The template is now available in Box’s admin console:

The created metadata template displayed in Box administration page

Extract data from all images

Now comes the payoff. For each receipt image, I’ll use Box AI’s enhanced structured extraction with OCR:

Extracting data from each file using the newly created template

The box_ai_extract_structured_enhanced_using_template_tool processes each image, applies OCR, and extracts the data according to our template schema. The enhanced endpoint uses more sophisticated models (like Google's Gemini) for better accuracy with complex layouts.

Apply the metadata

Finally, I apply the extracted data to each file as metadata instances:

Applying metadata to all 5 files

And here’s the result in the Box web app:

Document metadata displayed in the Box app

Each receipt now has structured, searchable metadata extracted directly from the image.

Technical considerations

API Endpoints

The OCR capability is available in these endpoints:

POST /2.0/ai/extract_structured (standard extraction) This accepts file_ids pointing to TIFF, PNG, JPEG, or PDF files.

Language support

The OCR engine automatically detects and processes:

  • English
  • Japanese
  • Simplified and Traditional Chinese
  • Korean
  • Cyrillic scripts (Russian, Ukrainian, etc.)

No language parameter is required  —  detection is automatic.

Limitations

  • Freeform extraction (POST /2.0/ai/extract) does not include OCR
  • You need to use structured extraction with defined fields or templates
  • OCR quality depends on image resolution and clarity (as with any OCR system)

Building with the Box Community MCP Server

TheBox Community MCP Server provides convenient access to Box AI capabilities through Claude or any other MCP Client. Key tools demonstrated here:

  • box_search_folder_by_name_tool - Locate folders by name
  • box_list_folder_content_by_folder_id - List folder contents
  • box_ai_ask_file_multi_tool - Ask Box AI questions about multiple files
  • box_metadata_template_create_tool - Create metadata templates programmatically
  • box_ai_extract_structured_enhanced_using_fields_tool - Extract with custom fields
  • box_ai_extract_structured_enhanced_using_template_tool - Extract with predefined templates
  • box_metadata_set_instance_on_file_tool - Apply metadata to files

The MCP server handles authentication and API complexity, letting you focus on building functionality.

Practical applications

With OCR-enabled structured extraction, you can build:

  • Invoice processing systems that extract vendor info, line items, and totals from scanned invoices
  • Receipt management for expense tracking applications
  • Document classification pipelines that extract key fields from forms
  • Multilingual document processing for global operations
  • Automated data entry from images uploaded by users

Getting started

  1. Set up Box AI: Ensure your Box instance has Box AI enabled
  2. Create metadata templates: Define your data schema or use Box AI to suggest one
  3. Call the extraction API: Pass image file IDs and your template key
  4. Process the results: The API returns structured JSON matching your template

For detailed API documentation, check the Box AI Developer Documentation.
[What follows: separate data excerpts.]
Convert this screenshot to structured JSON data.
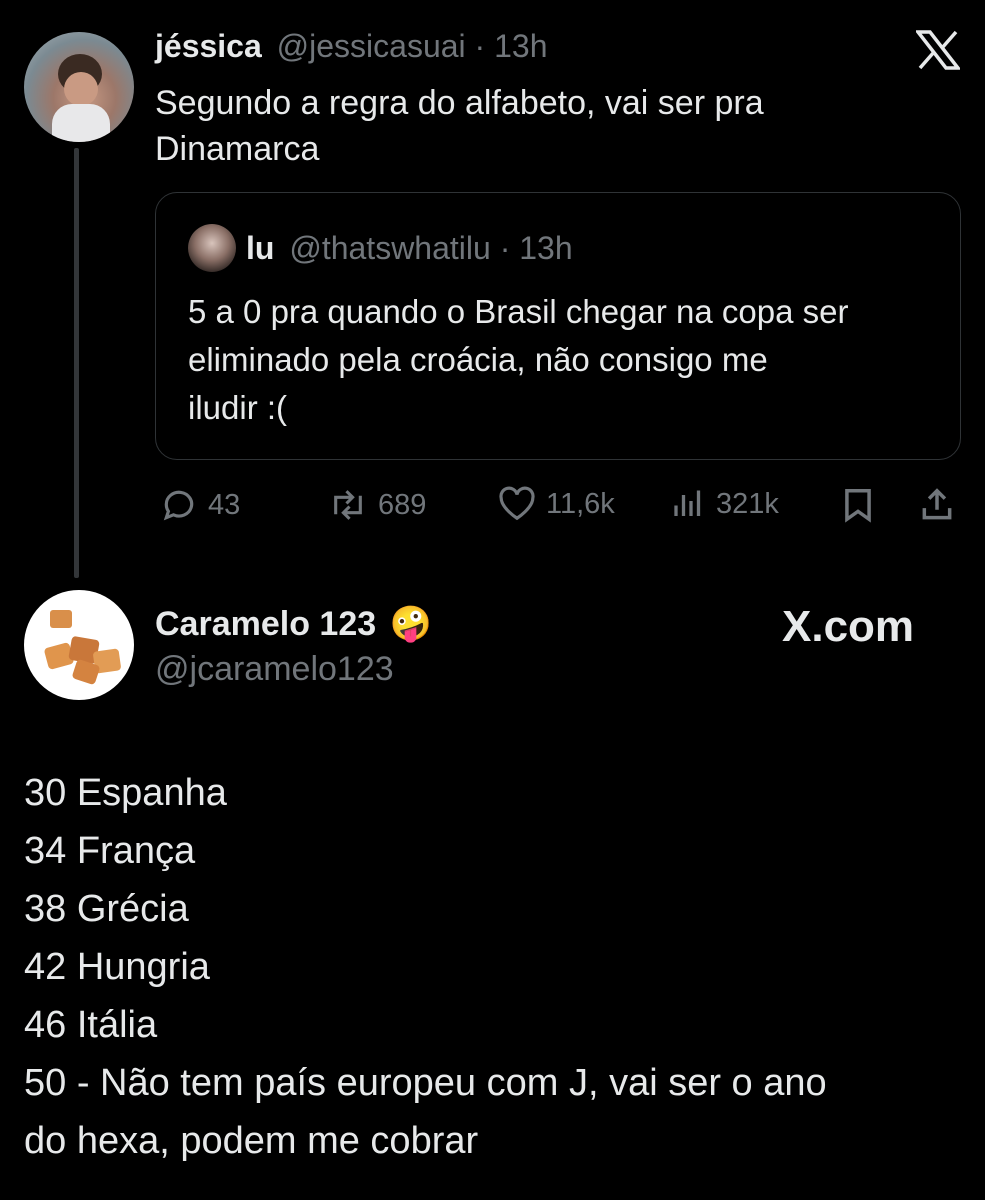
{
  "post": {
    "author_name": "jéssica",
    "author_handle": "@jessicasuai",
    "separator": "·",
    "time": "13h",
    "text_line1": "Segundo a regra do alfabeto, vai ser pra",
    "text_line2": "Dinamarca"
  },
  "quote": {
    "author_name": "lu",
    "author_handle": "@thatswhatilu",
    "separator": "·",
    "time": "13h",
    "text_line1": "5 a 0 pra quando o Brasil chegar na copa ser",
    "text_line2": "eliminado pela croácia,  não consigo me",
    "text_line3": "iludir :("
  },
  "actions": {
    "replies": "43",
    "reposts": "689",
    "likes": "11,6k",
    "views": "321k"
  },
  "reply_author": {
    "name": "Caramelo 123",
    "emoji": "🤪",
    "handle": "@jcaramelo123",
    "watermark": "X.com"
  },
  "reply_list": [
    "30 Espanha",
    "34 França",
    "38 Grécia",
    "42 Hungria",
    "46 Itália",
    "50 - Não tem país europeu com J, vai ser o ano",
    "do hexa, podem me cobrar"
  ],
  "colors": {
    "background": "#000000",
    "text": "#e7e9ea",
    "muted": "#71767b",
    "border": "#2f3336"
  },
  "icons": [
    "x-logo-icon",
    "reply-icon",
    "repost-icon",
    "like-icon",
    "views-icon",
    "bookmark-icon",
    "share-icon"
  ]
}
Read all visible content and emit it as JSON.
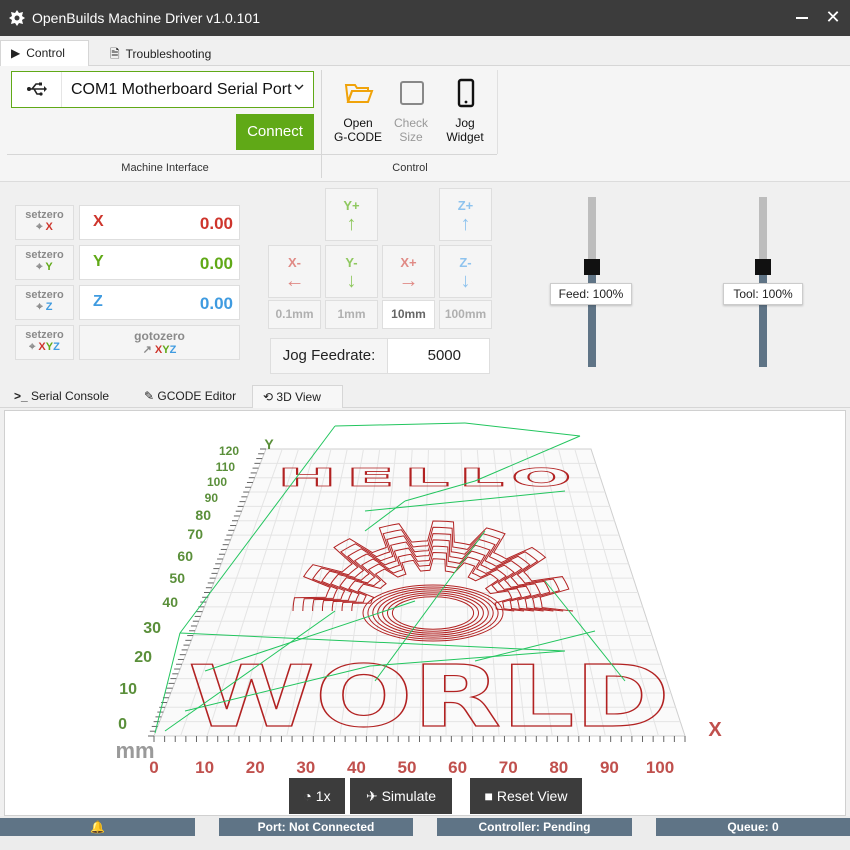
{
  "window": {
    "title": "OpenBuilds Machine Driver v1.0.101",
    "close_glyph": "✕"
  },
  "tabs": [
    {
      "label": "Control",
      "icon": "play-icon"
    },
    {
      "label": "Troubleshooting",
      "icon": "document-icon"
    }
  ],
  "machine": {
    "port_value": "COM1 Motherboard Serial Port",
    "connect_label": "Connect",
    "group_label": "Machine Interface"
  },
  "control": {
    "group_label": "Control",
    "open_label_1": "Open",
    "open_label_2": "G-CODE",
    "check_label_1": "Check",
    "check_label_2": "Size",
    "jog_label_1": "Jog",
    "jog_label_2": "Widget"
  },
  "dro": {
    "setzero_label": "setzero",
    "gotozero_label": "gotozero",
    "axes": [
      {
        "axis": "X",
        "value": "0.00",
        "color": "#ce352c"
      },
      {
        "axis": "Y",
        "value": "0.00",
        "color": "#60a917"
      },
      {
        "axis": "Z",
        "value": "0.00",
        "color": "#3f9be0"
      }
    ],
    "xyz_label": "XYZ"
  },
  "jog": {
    "buttons": {
      "yplus": "Y+",
      "zplus": "Z+",
      "xminus": "X-",
      "yminus": "Y-",
      "xplus": "X+",
      "zminus": "Z-"
    },
    "steps": [
      "0.1mm",
      "1mm",
      "10mm",
      "100mm"
    ],
    "selected_step": "10mm",
    "feedrate_label": "Jog Feedrate:",
    "feedrate_value": "5000"
  },
  "overrides": {
    "feed_label": "Feed: 100%",
    "feed_percent": 100,
    "tool_label": "Tool: 100%",
    "tool_percent": 100
  },
  "subtabs": [
    {
      "label": "Serial Console",
      "icon": "terminal-icon"
    },
    {
      "label": "GCODE Editor",
      "icon": "edit-icon"
    },
    {
      "label": "3D View",
      "icon": "cube-icon"
    }
  ],
  "view3d": {
    "x_axis_label": "X",
    "y_axis_label": "Y",
    "unit_label": "mm",
    "x_ticks": [
      "0",
      "10",
      "20",
      "30",
      "40",
      "50",
      "60",
      "70",
      "80",
      "90",
      "100"
    ],
    "y_ticks": [
      "0",
      "10",
      "20",
      "30",
      "40",
      "50",
      "60",
      "70",
      "80",
      "90",
      "100",
      "110",
      "120"
    ],
    "text_top": "HELLO",
    "text_bottom": "WORLD",
    "speed_label": "1x",
    "simulate_label": "Simulate",
    "reset_label": "Reset View"
  },
  "status": {
    "port": "Port: Not Connected",
    "controller": "Controller: Pending",
    "queue": "Queue: 0"
  },
  "colors": {
    "accent_green": "#60a917",
    "toolpath_red": "#b22222",
    "rapid_green": "#22c55e",
    "status_blue": "#5f7486"
  }
}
If you want to experiment with the MCP server approach, check out the Box Community MCP Server repository.

Conclusion

Adding OCR to Box AI’s structured extraction endpoints removes a common preprocessing bottleneck. You can now build document processing workflows that handle images natively, without conversion steps. Combined with the ability to programmatically create metadata templates (or have Box AI suggest them), this creates a flexible foundation for intelligent document management systems.

The real value isn’t in the technology itself. It’s in what you can build with it. Eliminating the PDF conversion step and supporting multiple languages means fewer moving parts in your architecture and broader applicability across markets.

Now go build something useful with it.